Tempo de leitura: 4 min

Posse da Dilma

09/02/2015 08:01

O PT e o mar

por Marcelo Manzano*, no Brasil Debate

Assim como os ataques dos tubarões estraçalharam o peixe de Santiago, o pescador protagonista do livro “O velho e o mar”, de E. Hemingway, o exercício do poder produziu estragos irreparáveis sobre o corpo e a alma do PT. Mas será que ele caminha para o seu fim?

Desde que Lula assumiu o mais alto cargo político do Brasil em 2003, são incontáveis as manifestações anunciando o fim do Partido dos Trabalhadores. O primeiro ato dessa procissão talvez tenha sido protagonizado pela turma que migrou para o PSOL.

O saudoso Plínio de Arruda Sampaio, em “entrevista explosiva” à revista Caros Amigos de maio de 2005, já tratava de jogar luz sobre a “crise terminal” do PT. De lá para cá, a despeito de o PT ter realizado uma transformação social sem precedentes no País e ter conseguido vencer mais três eleições seguidas para a Presidência, a obsessão com o fim do PT só faz crescer.

E tem pra todo gosto. Da extrema esquerda ao Instituto Millenium, de petistas históricos a jejunos, de sindicalistas a ilustres acadêmicos, fervilham palpites e maus agouros a respeito do tempo de vida do partido.

Entre os argumentos, o mais frequente, espécie de denominador comum entre todos os críticos – inclusive dentro do partido – é o de que “o PT já não é mais aquele”. Já não teria o vigor nem a ousadia que tão bem empunhou na campanha das Diretas, no inesquecível processo eleitoral de 1989, na defesa intransigente de utopias de um difuso socialismo democrático.

Será? De fato, o desgaste que o PT vem sofrendo lhe tira o lustro e traz dúvidas quanto à sua capacidade de continuar avançando como partido. Talvez tenha cometido erros que transformem a sigla em um fardo excessivamente pesado para se carregar nos próximos pleitos eleitorais. O tempo dirá.

Entretanto, é preciso tomar cuidado e separar a análise da viabilidade política da sigla nas próximas eleições da análise do significado da experiência do PT como vetor de um projeto de esquerda para o País.

Tal qual o velho pescador Santiago, protagonista do livro “O velho e o mar” de E. Hemingway, o PT se aventurou pelo mar bravo do sistema eleitoral brasileiro e, em busca de realizar seu sonho de longa data – a construção de um país mais justo, soberano e igualitário – fisgou o seu Marlin-azul: a Presidência do País.

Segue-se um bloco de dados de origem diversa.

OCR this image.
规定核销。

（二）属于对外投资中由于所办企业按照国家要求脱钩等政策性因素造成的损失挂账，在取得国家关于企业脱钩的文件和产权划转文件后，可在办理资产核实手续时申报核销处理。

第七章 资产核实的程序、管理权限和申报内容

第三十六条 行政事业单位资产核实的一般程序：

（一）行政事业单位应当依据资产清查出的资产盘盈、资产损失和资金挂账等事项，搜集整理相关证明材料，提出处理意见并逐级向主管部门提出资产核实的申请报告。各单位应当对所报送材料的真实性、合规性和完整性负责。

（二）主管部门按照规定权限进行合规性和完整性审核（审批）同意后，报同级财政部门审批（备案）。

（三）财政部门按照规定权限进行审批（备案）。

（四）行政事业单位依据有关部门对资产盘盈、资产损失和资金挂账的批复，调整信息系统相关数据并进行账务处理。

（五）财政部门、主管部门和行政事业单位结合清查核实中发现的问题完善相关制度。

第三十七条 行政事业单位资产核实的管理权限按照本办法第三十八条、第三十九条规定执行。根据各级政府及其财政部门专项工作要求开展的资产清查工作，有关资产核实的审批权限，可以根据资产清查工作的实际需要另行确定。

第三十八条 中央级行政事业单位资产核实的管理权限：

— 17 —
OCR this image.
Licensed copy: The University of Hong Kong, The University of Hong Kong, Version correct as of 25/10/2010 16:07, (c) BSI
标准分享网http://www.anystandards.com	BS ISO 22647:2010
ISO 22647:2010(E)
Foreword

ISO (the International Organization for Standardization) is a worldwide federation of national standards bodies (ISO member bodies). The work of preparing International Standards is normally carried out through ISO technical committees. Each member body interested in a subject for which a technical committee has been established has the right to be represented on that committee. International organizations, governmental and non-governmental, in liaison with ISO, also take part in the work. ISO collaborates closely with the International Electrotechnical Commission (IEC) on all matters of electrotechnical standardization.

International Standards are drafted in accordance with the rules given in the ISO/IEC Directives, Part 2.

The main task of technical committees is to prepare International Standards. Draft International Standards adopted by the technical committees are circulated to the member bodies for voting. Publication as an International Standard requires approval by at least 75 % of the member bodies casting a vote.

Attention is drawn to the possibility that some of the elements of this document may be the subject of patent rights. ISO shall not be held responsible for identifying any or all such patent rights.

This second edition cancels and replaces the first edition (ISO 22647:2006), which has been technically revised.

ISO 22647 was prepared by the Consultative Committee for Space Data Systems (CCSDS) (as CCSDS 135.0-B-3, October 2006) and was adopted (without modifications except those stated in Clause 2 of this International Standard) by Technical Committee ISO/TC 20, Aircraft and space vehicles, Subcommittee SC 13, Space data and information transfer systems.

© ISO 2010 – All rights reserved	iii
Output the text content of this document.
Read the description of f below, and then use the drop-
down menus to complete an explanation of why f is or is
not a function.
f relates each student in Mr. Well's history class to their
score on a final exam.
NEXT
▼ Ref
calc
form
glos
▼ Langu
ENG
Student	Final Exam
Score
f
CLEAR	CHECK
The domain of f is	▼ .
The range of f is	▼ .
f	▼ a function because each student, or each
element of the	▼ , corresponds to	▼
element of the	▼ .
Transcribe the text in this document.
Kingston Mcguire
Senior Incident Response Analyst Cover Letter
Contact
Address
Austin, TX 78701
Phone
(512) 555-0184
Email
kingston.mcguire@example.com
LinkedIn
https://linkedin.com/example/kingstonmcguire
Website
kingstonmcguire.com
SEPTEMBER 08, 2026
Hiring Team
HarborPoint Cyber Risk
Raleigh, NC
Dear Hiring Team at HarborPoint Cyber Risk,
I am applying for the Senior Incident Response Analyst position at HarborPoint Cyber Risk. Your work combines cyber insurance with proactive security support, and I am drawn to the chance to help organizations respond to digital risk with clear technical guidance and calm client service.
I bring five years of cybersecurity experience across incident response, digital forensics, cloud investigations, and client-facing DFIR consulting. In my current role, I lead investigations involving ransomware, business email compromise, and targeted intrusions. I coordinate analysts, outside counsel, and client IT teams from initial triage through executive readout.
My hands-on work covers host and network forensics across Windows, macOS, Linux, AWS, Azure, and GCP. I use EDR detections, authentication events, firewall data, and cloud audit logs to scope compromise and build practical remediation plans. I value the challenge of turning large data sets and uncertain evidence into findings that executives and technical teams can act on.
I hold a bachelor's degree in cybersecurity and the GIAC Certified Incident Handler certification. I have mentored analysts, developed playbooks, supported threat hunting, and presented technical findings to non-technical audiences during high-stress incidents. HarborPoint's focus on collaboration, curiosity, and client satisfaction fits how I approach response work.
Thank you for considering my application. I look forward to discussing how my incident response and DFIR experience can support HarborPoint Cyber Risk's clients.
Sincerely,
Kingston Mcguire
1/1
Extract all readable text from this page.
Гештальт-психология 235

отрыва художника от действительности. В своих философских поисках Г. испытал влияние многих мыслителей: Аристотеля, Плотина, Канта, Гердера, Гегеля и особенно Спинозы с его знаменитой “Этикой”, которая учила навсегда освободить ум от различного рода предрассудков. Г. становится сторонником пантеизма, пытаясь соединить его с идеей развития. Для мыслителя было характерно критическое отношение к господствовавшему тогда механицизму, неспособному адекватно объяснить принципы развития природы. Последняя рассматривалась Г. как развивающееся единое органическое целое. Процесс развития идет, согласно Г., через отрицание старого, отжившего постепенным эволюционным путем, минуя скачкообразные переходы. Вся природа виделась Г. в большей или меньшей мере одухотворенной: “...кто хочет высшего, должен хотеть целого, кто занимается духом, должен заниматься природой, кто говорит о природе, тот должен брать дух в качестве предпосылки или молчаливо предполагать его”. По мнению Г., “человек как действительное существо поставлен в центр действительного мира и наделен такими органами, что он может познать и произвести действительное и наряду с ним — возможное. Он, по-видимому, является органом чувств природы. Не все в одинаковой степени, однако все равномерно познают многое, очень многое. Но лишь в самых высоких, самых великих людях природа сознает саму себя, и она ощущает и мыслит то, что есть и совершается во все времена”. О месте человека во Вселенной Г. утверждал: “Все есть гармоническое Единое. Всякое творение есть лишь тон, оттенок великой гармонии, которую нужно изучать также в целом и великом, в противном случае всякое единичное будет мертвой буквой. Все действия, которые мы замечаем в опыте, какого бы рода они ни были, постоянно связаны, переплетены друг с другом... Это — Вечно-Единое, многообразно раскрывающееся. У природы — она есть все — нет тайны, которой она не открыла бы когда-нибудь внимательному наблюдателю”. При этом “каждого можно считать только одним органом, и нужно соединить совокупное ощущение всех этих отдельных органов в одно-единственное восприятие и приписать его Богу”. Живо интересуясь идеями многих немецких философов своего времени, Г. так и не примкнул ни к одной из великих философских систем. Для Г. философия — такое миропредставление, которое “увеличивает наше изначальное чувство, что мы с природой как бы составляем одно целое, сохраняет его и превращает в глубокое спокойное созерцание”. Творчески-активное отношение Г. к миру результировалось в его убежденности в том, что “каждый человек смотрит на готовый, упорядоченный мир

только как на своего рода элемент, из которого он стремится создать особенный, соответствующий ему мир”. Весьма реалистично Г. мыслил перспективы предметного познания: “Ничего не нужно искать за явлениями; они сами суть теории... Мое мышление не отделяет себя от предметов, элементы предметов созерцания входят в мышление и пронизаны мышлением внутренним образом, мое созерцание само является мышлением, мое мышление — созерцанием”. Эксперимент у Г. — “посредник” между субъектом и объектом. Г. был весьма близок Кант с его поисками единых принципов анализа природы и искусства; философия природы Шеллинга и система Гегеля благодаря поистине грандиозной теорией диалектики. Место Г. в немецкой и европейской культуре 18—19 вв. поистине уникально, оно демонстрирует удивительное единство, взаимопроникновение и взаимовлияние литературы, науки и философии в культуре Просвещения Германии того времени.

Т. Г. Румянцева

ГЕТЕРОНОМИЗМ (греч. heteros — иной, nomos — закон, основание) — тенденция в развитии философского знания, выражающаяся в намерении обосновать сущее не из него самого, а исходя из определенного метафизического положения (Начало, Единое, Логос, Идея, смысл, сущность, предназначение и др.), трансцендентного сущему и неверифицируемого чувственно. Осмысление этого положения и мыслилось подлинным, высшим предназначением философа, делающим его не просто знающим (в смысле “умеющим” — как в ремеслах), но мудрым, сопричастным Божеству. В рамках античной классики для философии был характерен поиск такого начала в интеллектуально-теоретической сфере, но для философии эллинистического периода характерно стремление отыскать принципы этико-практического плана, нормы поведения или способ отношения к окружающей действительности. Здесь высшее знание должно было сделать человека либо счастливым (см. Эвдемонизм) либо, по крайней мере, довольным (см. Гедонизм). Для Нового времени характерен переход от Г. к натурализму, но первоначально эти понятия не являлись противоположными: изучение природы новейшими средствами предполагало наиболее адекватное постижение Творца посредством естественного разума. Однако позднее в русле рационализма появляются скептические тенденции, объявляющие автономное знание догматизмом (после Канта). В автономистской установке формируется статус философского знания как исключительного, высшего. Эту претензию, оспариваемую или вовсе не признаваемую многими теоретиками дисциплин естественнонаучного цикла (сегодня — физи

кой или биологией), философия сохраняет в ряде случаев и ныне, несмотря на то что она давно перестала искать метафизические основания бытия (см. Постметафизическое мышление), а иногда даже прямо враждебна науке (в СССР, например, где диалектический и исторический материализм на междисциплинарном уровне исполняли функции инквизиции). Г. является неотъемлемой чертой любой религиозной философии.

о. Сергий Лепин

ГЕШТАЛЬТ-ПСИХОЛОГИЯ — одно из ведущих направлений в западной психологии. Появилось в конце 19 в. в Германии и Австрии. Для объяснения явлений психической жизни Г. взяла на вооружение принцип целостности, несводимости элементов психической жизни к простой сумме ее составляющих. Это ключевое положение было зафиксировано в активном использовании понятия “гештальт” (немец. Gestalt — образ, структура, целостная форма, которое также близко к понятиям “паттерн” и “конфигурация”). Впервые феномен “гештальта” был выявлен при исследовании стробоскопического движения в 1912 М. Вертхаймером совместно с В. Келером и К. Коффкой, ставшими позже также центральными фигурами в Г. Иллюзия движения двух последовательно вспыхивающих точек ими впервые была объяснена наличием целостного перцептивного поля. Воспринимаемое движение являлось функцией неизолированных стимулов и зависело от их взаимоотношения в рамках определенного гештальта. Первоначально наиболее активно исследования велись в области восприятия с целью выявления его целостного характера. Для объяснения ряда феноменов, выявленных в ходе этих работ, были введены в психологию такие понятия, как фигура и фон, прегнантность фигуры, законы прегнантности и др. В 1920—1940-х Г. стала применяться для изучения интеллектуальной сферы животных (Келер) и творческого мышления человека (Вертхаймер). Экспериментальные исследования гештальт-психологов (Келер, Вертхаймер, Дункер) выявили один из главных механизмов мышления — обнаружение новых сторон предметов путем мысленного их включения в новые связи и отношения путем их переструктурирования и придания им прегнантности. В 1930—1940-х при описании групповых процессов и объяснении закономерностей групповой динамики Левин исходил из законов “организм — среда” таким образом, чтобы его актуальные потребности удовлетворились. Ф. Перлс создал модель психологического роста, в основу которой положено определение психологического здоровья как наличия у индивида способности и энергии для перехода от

Peixe grande, canoa pequena, a viagem desde então se transformou em intensa luta pela sobrevivência e trouxe à tona as ameaças inescapáveis que recaem sobre aqueles que ambicionam avançar para além da linha do horizonte. Assim como os ataques dos tubarões estraçalharam o peixe do valente Santiago, o exercício do poder produziu estragos irreparáveis sobre o corpo e a alma do PT.

Mas, quando finalmente é avistado da costa, o peixe está lá, estampado na canoa do velho: na forma de um esqueleto enorme, a lição de que parte do sonho era inalcançável, mas também que o cerne de osso, esticado de uma extremidade à outra, é a peça de resistência que dá sentido à luta.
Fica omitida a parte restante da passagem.